At SweetFrog, 4-year-old Caroline McIntosh, her mother Angie and grandmother Mary enjoyed a plethora of flavors in their bowls. When Caroline finished her orange, chocolate and raspberry-pomegranate yogurts, she pushed back from the table and exclaimed, “This is the best ice cream ever!”
SweetFrog, with its cheerful pink and green decor, is located on Sycamore Dairy Road; TCBY is in the Westwood shopping center — and a Fayetteville family hopes to give both a run for their yogurt money with The Mellow Mango, in the Highland Shopping Center on Raeford Road. Siblings Ashley Van Wormer, Chet Jackson and Marla Rogers, along with dad Bill Jackson, are “Fayetteville born and raised,” said Van Wormer. After serving Fayetteville in the construction business, the Jackson family turned their attention to a tastier form of customer service. Van Wormer stressed that, “we are community oriented.”
“Yogurt stores are the new coffee shops,” Van Wormer and brother Chet agreed.
The Mellow Mango’s color scheme echoes the hues found in the fruity flavors and toppings: green, yellow, and light and dark orange. There is a separate party room for children’s birthday parties as well as free Wi-Fi and flat screen televisions to watch. Like SweetFrog, the owners want people to come, stay and enjoy the ambiance. Inside seating accommodates 100 people and outside seats 16 or more.
All three yogurt stores have the usual vanilla, chocolate and strawberry flavors of yogurt, as well as many, many others. SweetFrog employee Shirley Tidwell said that cake batter, mango and raspberry-pomegranate are their top sellers. “Children tend toward the candy toppings, the sweeter the better,” said Tidwell.
The Mellow Mango’s top seller is, of course, the mellow mango sorbet. The yogurt tastes like sweetened, tangy bursts of the fruit. TCBY boasts white chocolate mousse, cheesecake and coconut as customer favorites.
All stores sell yogurt by weight at 43¢ an ounce. The average cost is dependent on the amount of frozen yogurt dispensed by customers, as well as the choice of toppings. The heavier-handed customers who choose weighty toppings will face a bigger bill at the register. Toppings include fresh fruits, Cap’n Crunch, M&Ms, gummy creatures of all kinds, Nerds, various nuts and flavored syrups.
All three stores offer customer loyalty cards for frequent indulgers. The Mellow Mango offers discounts on certain days of the week for different clientele. For instance, customers with a church bulletin receive a discount on Sundays.

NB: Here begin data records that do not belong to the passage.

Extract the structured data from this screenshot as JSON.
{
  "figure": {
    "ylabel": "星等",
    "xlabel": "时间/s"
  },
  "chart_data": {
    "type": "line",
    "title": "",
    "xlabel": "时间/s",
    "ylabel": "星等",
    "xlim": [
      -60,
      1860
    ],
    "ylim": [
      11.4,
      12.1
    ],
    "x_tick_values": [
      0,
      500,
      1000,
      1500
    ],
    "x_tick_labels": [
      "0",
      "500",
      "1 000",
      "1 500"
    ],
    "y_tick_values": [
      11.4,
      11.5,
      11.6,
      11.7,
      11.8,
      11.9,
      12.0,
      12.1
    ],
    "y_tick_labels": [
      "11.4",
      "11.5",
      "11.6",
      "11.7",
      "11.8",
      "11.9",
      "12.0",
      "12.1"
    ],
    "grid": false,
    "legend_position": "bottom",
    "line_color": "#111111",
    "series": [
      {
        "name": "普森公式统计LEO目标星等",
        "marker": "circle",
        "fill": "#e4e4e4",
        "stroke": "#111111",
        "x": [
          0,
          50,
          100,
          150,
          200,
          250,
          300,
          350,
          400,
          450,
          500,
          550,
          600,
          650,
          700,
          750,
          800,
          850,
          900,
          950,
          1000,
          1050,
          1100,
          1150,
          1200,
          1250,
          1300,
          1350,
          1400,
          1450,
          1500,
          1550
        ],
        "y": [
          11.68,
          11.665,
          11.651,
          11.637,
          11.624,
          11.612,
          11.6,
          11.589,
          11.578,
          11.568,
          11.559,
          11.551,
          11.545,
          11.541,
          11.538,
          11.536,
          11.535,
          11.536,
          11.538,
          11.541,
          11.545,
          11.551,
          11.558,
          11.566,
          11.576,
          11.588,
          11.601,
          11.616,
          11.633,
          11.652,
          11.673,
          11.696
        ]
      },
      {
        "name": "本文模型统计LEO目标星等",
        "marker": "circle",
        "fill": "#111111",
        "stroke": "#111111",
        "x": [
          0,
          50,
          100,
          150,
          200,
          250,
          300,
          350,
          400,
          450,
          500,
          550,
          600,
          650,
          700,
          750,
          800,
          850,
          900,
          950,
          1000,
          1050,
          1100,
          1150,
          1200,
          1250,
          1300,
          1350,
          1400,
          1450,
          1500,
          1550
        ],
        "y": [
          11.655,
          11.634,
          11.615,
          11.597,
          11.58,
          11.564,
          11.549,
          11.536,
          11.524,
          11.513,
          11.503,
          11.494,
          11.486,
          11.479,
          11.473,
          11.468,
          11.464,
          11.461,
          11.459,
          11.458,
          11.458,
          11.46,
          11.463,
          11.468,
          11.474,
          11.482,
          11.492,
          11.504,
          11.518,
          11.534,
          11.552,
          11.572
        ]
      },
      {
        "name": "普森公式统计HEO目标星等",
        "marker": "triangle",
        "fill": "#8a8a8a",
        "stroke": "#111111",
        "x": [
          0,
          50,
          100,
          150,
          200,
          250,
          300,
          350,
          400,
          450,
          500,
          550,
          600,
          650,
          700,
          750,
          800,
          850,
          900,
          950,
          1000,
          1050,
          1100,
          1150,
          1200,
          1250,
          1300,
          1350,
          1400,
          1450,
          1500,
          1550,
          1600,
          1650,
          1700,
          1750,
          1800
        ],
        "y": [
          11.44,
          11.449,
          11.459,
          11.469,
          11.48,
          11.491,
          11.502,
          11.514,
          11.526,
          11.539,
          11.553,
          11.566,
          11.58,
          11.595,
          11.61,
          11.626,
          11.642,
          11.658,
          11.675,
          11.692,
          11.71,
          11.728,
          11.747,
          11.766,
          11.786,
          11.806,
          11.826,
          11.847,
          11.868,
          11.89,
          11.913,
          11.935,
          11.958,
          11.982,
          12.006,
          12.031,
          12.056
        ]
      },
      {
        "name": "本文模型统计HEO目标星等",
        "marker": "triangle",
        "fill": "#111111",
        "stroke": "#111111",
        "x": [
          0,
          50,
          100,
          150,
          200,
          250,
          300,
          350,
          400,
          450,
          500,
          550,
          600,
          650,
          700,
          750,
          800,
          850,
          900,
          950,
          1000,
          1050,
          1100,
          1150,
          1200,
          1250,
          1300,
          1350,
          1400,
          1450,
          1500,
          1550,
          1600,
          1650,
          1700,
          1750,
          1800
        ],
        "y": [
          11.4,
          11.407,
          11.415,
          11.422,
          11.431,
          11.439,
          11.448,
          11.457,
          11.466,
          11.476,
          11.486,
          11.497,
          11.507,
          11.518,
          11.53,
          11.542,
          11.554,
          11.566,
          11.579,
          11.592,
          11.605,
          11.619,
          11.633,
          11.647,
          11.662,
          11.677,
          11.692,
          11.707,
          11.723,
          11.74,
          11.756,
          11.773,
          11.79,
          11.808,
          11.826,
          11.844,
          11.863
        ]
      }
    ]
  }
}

The yogurt word is out; all three stores are typically packed with smiling customers. Families, groups of friends and co-workers line up to serve themselves up a frosty, self-made concoction. Every cup is different in flavors, toppings and size. Many guests are unable to finish their hat-sized bowls and leave a melting reminder of the fun and yummy treat.

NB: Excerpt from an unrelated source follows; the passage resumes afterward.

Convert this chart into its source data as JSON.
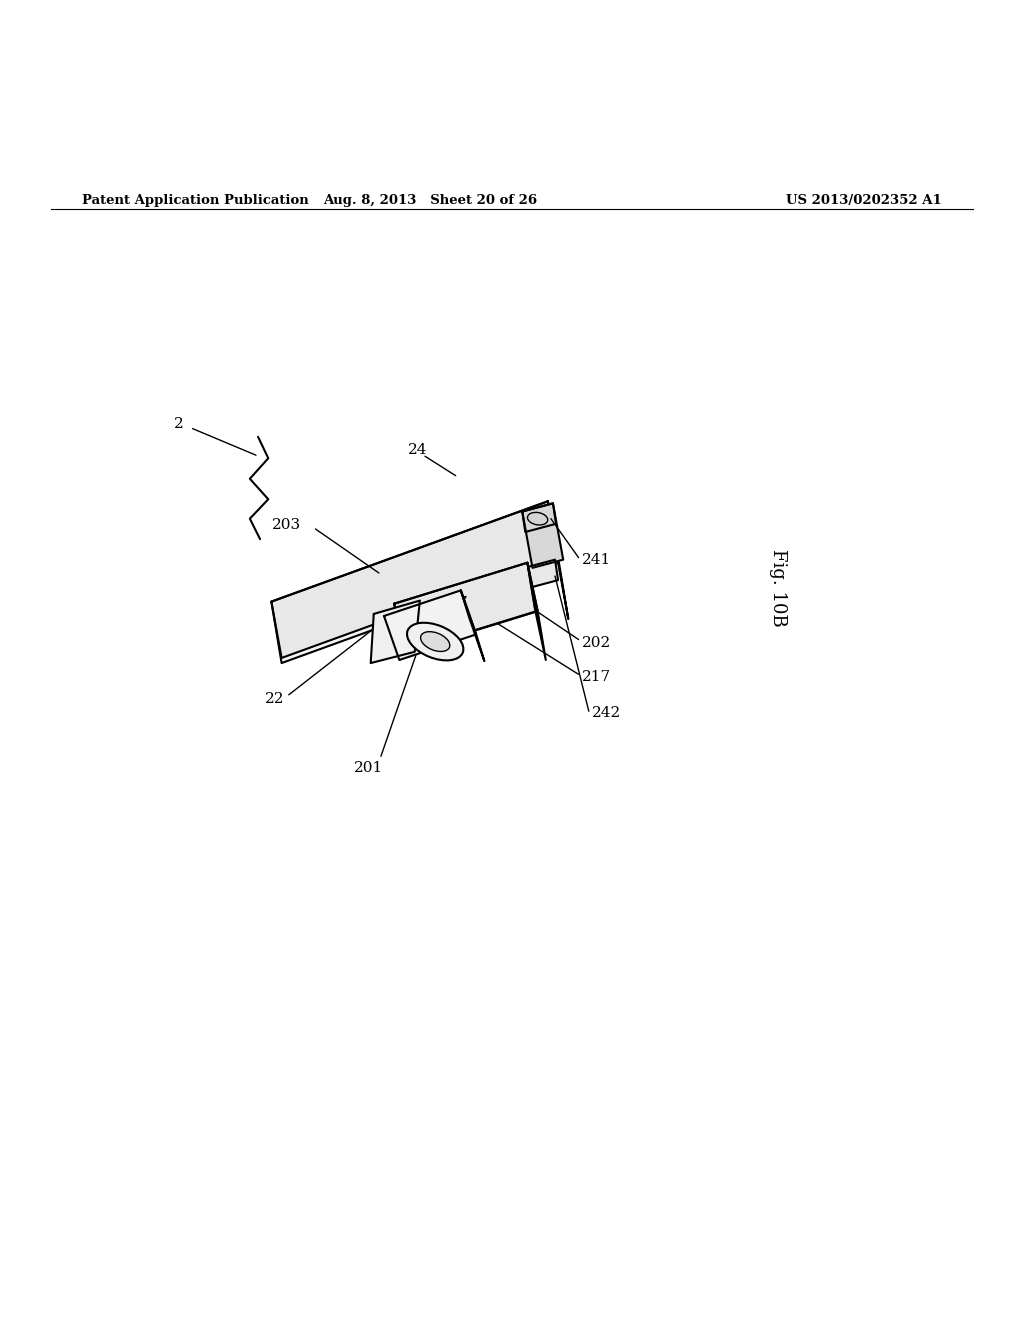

Even Caccia, the dietician, is not willing to be a killjoy when it comes to this trend: “Frozen yogurt can fit into a person’s eating plan,” she said, noting that consumers just need to be nimble with the yogurt dispenser and opt for a smaller serving.

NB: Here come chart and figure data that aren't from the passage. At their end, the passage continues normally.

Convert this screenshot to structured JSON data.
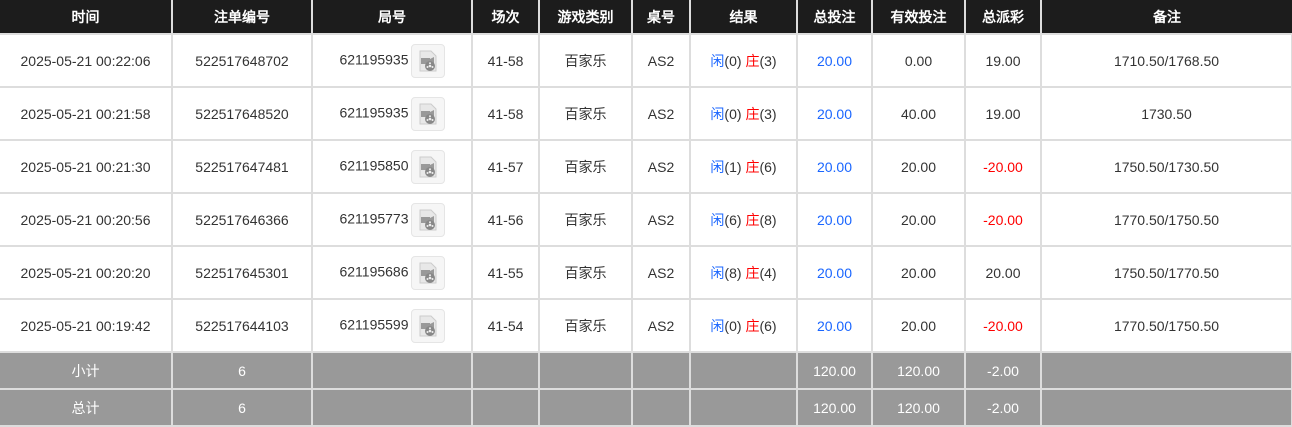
{
  "headers": [
    "时间",
    "注单编号",
    "局号",
    "场次",
    "游戏类别",
    "桌号",
    "结果",
    "总投注",
    "有效投注",
    "总派彩",
    "备注"
  ],
  "colors": {
    "player": "#1a66ff",
    "banker": "#ff0000",
    "bet": "#1a66ff",
    "loss": "#ff0000"
  },
  "rows": [
    {
      "time": "2025-05-21 00:22:06",
      "bet_id": "522517648702",
      "round": "621195935",
      "shoe": "41-58",
      "game": "百家乐",
      "table": "AS2",
      "player_label": "闲",
      "player_score": "(0)",
      "banker_label": "庄",
      "banker_score": "(3)",
      "total_bet": "20.00",
      "valid_bet": "0.00",
      "payout": "19.00",
      "note": "1710.50/1768.50"
    },
    {
      "time": "2025-05-21 00:21:58",
      "bet_id": "522517648520",
      "round": "621195935",
      "shoe": "41-58",
      "game": "百家乐",
      "table": "AS2",
      "player_label": "闲",
      "player_score": "(0)",
      "banker_label": "庄",
      "banker_score": "(3)",
      "total_bet": "20.00",
      "valid_bet": "40.00",
      "payout": "19.00",
      "note": "1730.50"
    },
    {
      "time": "2025-05-21 00:21:30",
      "bet_id": "522517647481",
      "round": "621195850",
      "shoe": "41-57",
      "game": "百家乐",
      "table": "AS2",
      "player_label": "闲",
      "player_score": "(1)",
      "banker_label": "庄",
      "banker_score": "(6)",
      "total_bet": "20.00",
      "valid_bet": "20.00",
      "payout": "-20.00",
      "note": "1750.50/1730.50"
    },
    {
      "time": "2025-05-21 00:20:56",
      "bet_id": "522517646366",
      "round": "621195773",
      "shoe": "41-56",
      "game": "百家乐",
      "table": "AS2",
      "player_label": "闲",
      "player_score": "(6)",
      "banker_label": "庄",
      "banker_score": "(8)",
      "total_bet": "20.00",
      "valid_bet": "20.00",
      "payout": "-20.00",
      "note": "1770.50/1750.50"
    },
    {
      "time": "2025-05-21 00:20:20",
      "bet_id": "522517645301",
      "round": "621195686",
      "shoe": "41-55",
      "game": "百家乐",
      "table": "AS2",
      "player_label": "闲",
      "player_score": "(8)",
      "banker_label": "庄",
      "banker_score": "(4)",
      "total_bet": "20.00",
      "valid_bet": "20.00",
      "payout": "20.00",
      "note": "1750.50/1770.50"
    },
    {
      "time": "2025-05-21 00:19:42",
      "bet_id": "522517644103",
      "round": "621195599",
      "shoe": "41-54",
      "game": "百家乐",
      "table": "AS2",
      "player_label": "闲",
      "player_score": "(0)",
      "banker_label": "庄",
      "banker_score": "(6)",
      "total_bet": "20.00",
      "valid_bet": "20.00",
      "payout": "-20.00",
      "note": "1770.50/1750.50"
    }
  ],
  "footer": [
    {
      "label": "小计",
      "count": "6",
      "total_bet": "120.00",
      "valid_bet": "120.00",
      "payout": "-2.00"
    },
    {
      "label": "总计",
      "count": "6",
      "total_bet": "120.00",
      "valid_bet": "120.00",
      "payout": "-2.00"
    }
  ]
}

“Take advantage of what is healthy about these yogurt shops,” emphasizes Caccia.
She warns that the serving sizes listed in yogurt stores’ nutrition facts are based on a 4 ounce serving. A typical 8 ounce serving, however, contains 32 grams of sugar, not including the high calorie candy toppings. This amount of sugar exceeds the daily limit by American Heart Association guidelines. So, go light on the yogurt and top your frozen treat with heart-healthy walnuts, almonds and fruits and you’ll be kind to your waistline and your wallet.